Induced earthquakes with magnitudes as large as 3.5-4.0 ML are well documented in Enhanced Geothermal Systems (EGS) (e.g. MAJER ET AL, 2007), in which injected fluids are heated by circulation through a hot fractured region of crystalline rocks and then brought back to the surface for power generation. A series of magnitude 3+ earthquakes induced during an EGS project in Basel, Switzerland resulted in the suspension of the project, which was ultimately abandoned almost 3 years later following further study and risk evaluation after these seismic events (Giardini, 2009).
Earthquakes can also be induced by the injection of brines from oil and gas production into wells that are drilled to dispose of large volumes of waste water over many years (e.g. Frohlich et al, 2011). Induced seismicity caused by long term disposal of large volumes of waste fluid in deep boreholes is suspected to be partially responsible for a significant increase in seismicity rate that has been observed in Eastern North America (Ellsworth, 2013). In addition, several of the largest earthquakes in the U.S. midcontinent in 2011 and 2012 may have been triggered by nearby disposal wells (e.g. Horton, 2012; Kim, 2013), suggesting that wastewater disposal by injection to deep wells poses a significant seismic risk. The largest of these was a magnitude 5.7 event in central Oklahoma that destroyed 14 homes and injured two people (Kerenan et al, 2013).

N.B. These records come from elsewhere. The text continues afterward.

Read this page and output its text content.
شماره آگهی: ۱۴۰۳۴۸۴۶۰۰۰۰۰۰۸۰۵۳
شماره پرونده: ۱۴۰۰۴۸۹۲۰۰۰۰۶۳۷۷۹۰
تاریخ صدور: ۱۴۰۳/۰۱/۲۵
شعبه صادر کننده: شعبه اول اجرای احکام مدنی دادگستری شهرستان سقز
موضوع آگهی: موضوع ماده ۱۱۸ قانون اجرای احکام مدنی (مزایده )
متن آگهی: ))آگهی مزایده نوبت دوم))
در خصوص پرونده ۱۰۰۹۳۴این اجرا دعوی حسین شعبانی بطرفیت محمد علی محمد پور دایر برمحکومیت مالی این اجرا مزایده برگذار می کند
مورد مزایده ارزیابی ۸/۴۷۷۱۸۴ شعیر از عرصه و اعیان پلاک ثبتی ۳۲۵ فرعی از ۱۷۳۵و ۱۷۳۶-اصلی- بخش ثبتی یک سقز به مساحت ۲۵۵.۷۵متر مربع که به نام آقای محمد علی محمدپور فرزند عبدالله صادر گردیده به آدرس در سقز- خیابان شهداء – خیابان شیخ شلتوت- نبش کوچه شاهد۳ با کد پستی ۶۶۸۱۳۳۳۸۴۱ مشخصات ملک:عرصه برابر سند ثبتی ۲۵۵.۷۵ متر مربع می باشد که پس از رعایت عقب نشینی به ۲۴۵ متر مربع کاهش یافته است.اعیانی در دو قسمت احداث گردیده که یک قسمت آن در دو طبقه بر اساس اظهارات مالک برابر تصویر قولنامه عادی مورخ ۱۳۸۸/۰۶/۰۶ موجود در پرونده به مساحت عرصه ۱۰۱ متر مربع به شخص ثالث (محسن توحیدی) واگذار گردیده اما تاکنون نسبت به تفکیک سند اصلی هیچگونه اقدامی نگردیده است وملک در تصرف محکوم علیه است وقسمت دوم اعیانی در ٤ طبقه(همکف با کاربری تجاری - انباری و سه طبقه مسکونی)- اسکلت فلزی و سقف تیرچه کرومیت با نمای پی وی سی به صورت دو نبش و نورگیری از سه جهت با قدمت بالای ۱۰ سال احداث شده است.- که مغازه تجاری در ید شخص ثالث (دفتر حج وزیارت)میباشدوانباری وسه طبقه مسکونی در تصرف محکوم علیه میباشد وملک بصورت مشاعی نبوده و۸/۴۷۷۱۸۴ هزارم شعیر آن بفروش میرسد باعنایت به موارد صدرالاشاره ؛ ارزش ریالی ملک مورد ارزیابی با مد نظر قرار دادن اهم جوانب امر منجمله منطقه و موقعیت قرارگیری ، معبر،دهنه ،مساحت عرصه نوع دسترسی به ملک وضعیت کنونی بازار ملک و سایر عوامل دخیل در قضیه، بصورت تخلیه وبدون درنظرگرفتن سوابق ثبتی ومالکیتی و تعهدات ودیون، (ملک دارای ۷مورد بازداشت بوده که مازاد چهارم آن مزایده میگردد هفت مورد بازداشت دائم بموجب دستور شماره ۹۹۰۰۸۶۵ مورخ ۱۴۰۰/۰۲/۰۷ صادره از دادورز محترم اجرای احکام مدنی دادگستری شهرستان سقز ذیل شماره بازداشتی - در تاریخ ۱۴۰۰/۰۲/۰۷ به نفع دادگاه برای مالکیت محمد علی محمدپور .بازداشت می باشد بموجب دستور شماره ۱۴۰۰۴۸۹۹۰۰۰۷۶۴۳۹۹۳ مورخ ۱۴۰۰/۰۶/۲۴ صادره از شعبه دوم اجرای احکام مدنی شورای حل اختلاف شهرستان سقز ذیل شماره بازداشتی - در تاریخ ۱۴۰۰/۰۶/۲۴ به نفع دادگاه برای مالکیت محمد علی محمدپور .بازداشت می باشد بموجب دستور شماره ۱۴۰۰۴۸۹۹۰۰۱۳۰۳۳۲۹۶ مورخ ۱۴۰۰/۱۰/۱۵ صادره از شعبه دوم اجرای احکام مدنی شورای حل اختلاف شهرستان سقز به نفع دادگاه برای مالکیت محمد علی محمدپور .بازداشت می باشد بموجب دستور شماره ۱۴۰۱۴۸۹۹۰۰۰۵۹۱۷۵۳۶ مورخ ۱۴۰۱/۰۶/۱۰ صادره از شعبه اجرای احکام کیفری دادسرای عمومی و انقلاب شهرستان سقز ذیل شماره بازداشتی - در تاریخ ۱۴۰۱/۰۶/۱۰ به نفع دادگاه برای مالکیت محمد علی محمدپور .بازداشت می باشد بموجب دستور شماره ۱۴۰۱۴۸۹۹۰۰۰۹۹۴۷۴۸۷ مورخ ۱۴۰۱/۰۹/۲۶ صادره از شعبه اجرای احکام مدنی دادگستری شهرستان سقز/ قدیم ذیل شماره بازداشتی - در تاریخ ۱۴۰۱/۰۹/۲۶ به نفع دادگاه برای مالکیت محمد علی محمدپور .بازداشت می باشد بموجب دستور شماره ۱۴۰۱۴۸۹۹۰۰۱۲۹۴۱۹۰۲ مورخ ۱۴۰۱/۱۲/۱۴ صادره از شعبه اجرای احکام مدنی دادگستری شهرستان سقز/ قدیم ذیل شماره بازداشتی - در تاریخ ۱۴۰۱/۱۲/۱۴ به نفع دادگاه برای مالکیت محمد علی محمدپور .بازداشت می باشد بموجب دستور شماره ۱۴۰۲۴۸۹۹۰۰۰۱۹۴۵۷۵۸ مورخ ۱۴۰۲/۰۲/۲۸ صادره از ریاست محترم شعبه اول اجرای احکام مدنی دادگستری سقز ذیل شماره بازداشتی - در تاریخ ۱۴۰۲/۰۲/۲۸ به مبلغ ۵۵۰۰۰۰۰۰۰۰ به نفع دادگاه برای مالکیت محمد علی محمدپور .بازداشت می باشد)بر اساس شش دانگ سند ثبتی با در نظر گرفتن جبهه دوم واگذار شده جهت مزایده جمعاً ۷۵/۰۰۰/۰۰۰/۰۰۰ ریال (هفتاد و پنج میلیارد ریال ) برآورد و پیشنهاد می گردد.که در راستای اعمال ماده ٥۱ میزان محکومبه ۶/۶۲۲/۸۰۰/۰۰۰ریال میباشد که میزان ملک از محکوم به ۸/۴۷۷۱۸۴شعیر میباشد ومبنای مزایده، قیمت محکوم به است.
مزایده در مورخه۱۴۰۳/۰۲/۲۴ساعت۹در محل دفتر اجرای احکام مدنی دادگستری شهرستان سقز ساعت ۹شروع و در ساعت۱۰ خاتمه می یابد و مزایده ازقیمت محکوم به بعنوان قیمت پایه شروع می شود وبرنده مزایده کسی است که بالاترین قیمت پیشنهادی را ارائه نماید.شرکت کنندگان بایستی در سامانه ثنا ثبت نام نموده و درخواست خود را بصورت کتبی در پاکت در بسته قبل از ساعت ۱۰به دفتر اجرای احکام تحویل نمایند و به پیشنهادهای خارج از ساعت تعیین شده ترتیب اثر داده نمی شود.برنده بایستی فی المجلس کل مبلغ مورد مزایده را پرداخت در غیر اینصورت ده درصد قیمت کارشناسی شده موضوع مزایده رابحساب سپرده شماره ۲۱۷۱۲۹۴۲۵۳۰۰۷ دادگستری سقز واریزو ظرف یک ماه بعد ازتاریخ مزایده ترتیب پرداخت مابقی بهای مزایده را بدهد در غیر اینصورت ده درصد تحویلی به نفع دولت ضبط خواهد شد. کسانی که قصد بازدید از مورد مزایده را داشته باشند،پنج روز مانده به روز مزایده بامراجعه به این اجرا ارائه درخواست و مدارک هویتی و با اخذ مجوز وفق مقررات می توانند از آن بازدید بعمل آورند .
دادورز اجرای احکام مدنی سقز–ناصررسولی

The process of hydraulic fracturing in order to increase the permeability of reservoir formations and stimulate the recovery of hydrocarbons is generally accompanied by microseismicity, commonly defined as earthquakes with magnitudes of less than 2.0 and too small to be felt. The mechanisms for this are generally well understood.
The process of hydraulic fracturing appears to pose a low risk of inducing destructive earthquakes. A report by the National Research Council in the U.S., which examined the scale, scope and consequences of seismicity induced during fluid injection and withdrawal related to energy technologies, concluded that the process of hydraulic fracturing a well as presently implemented for shale gas recovery does not pose a high risk for inducing felt seismic events. A review of the risks associated with hydraulic fracturing during shale gas exploration and production by the Royal Society and Royal Academy of Engineering in 2012 concluded that the surface impacts of any seismicity induced by hydraulic fracturing would be negligible. A report commissioned by the Department of Energy and Climate Change in the UK by Green et al (2012) set out a number of recommendations for the mitigation of seismic risk in future hydraulic fracture operations for shale gas. Some of these recommendations were adopted as part of the regulatory framework for future operations.